WEST archival commitment files in the form of MARC holdings records are supplied by WEST-Ops once a year in the form of MARC holdings records for inclusion in the Print Archives and Preservation Registry (PAPR) of the Center for Research Libraries (CRL). The PAPR system supports the archiving and management of serials collections by providing comprehensive information about titles, holdings, and the terms and conditions of archiving for major print archiving and shared print programs. In addition to submitting to PAPR, member institutions also supply these same archival commitments to OCLC as MARC holdings records in order to also surface these holdings in WorldCat.

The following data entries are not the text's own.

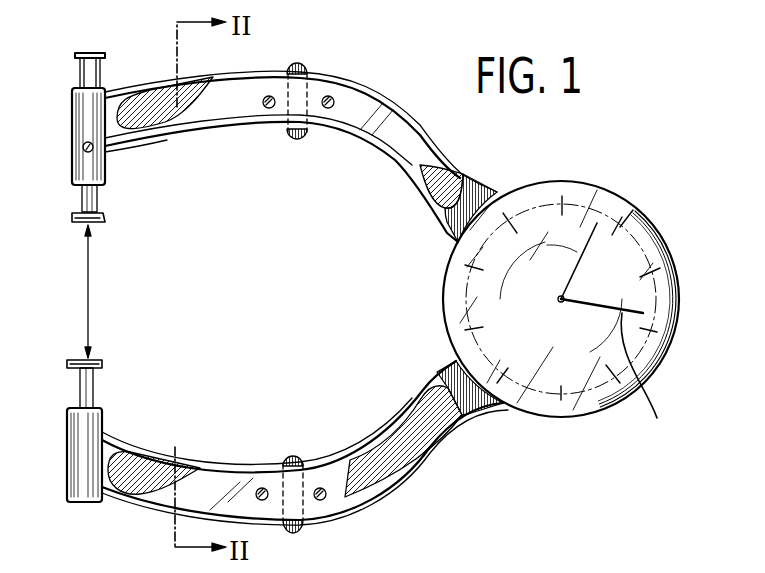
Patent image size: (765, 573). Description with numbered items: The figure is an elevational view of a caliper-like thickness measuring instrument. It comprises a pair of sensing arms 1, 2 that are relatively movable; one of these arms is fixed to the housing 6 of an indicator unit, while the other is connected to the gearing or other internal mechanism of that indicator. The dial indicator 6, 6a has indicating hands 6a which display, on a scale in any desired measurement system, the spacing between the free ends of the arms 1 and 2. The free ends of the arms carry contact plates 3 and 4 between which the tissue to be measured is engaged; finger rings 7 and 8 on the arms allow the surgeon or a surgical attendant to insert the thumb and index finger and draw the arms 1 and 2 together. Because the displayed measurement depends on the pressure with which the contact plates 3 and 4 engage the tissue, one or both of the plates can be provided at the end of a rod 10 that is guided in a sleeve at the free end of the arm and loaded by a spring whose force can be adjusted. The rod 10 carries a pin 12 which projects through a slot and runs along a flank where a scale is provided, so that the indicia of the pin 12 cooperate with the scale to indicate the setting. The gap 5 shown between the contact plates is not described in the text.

The sensing arm 1 is at (402, 150).
The sensing arm 2 is at (420, 425).
The contact plate 3 is at (100, 365).
The contact plate 4 is at (103, 218).
The measuring gap between contacts 5 is at (90, 283).
The housing of indicator unit 6 is at (482, 243).
The indicating hands 6a is at (657, 418).
The finger ring 7 is at (295, 456).
The finger ring 8 is at (300, 140).
The rod 10 is at (97, 195).
The pin 12 is at (97, 150).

Shared print programs strive to ensure ongoing, long-term access to the scholarly print record, while also allowing member institutions to optimize campus library space. It is of the utmost importance that the functionality of the process includes as many member held titles for consideration as possible, while still retaining accuracy in the process of pulling together related titles to build journal families.

Collection Analysis

WEST collection analysis is predicated on titles being organized into clusters, based upon the Ulrich’s journal family ID. Ulrich’s assigns a unique journal family ID to related titles such as preceding, foreign language parallel, supplemental, and other interconnected titles. Titles that are successfully matched with journal families are candidates for collection analysis at both the family and the individual title level. Titles submitted by member institutions are matched in Ulrich’s using ISSN, and assigned a journal family ID. Titles which do not match are considered to be “orphan” records, and are removed from the process stream at that point.

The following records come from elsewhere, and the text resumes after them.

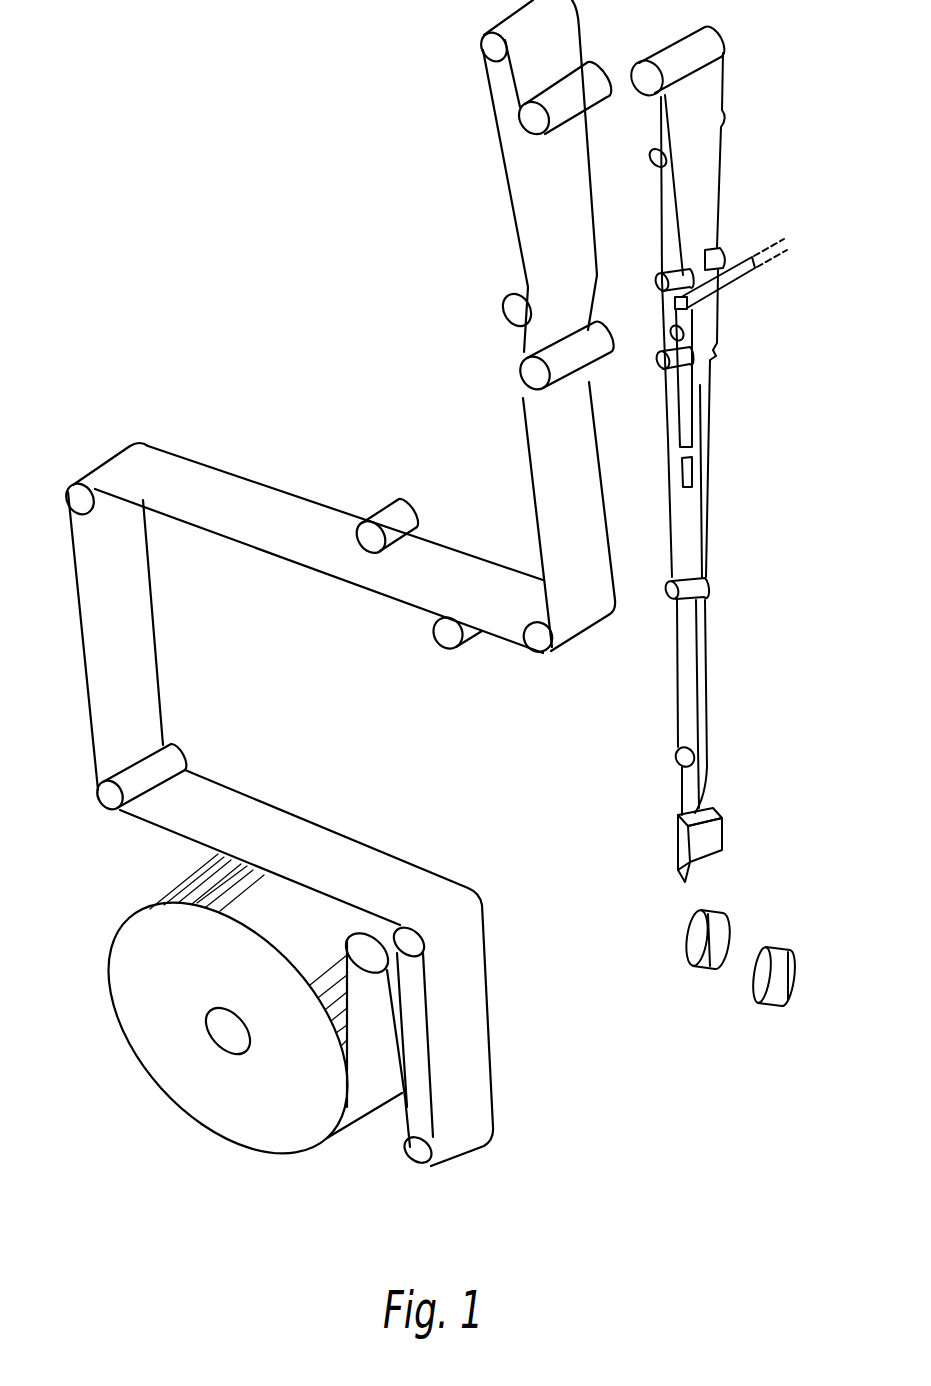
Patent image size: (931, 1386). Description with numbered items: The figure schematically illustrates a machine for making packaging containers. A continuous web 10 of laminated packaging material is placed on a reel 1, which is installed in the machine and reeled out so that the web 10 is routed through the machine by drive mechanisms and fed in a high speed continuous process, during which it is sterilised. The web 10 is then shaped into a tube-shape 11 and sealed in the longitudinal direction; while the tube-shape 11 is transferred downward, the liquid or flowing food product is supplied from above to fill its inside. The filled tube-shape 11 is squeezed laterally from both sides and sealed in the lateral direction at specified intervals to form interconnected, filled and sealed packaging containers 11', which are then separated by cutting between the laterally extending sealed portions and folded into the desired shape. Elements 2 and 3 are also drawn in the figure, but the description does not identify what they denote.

The reel 1 is at (133, 955).
The web strip 2 is at (735, 243).
The band 3 is at (718, 280).
The web 10 is at (132, 460).
The tube-shape 11 is at (708, 421).
The packaging containers 11' is at (746, 897).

After the matching process, titles having matched with a journal family go through a number of exclusionary filters to identify only those titles which have an optimal value-add to shared print archiving. Records that do not successfully pass through the exclusion filters are dropped from the process stream. Exclusion filters include:

  • WEST previously archived titles
  • Non-print formats
  • Government documents
  • LC classification K (Law)
  • Title keywords “online” and “monograph”
  • Location exclusions as directed by the owning institution. For example, exclude any titles with location “reference desk, current periodicals, rare materials.”

The remaining titles are organized and clustered into their relevant journal families and are output with their summary holdings and other various data points as reports. WEST staff use the reports to further refine for title review and proposal by WEST-OCC to WEST members for shared print archiving.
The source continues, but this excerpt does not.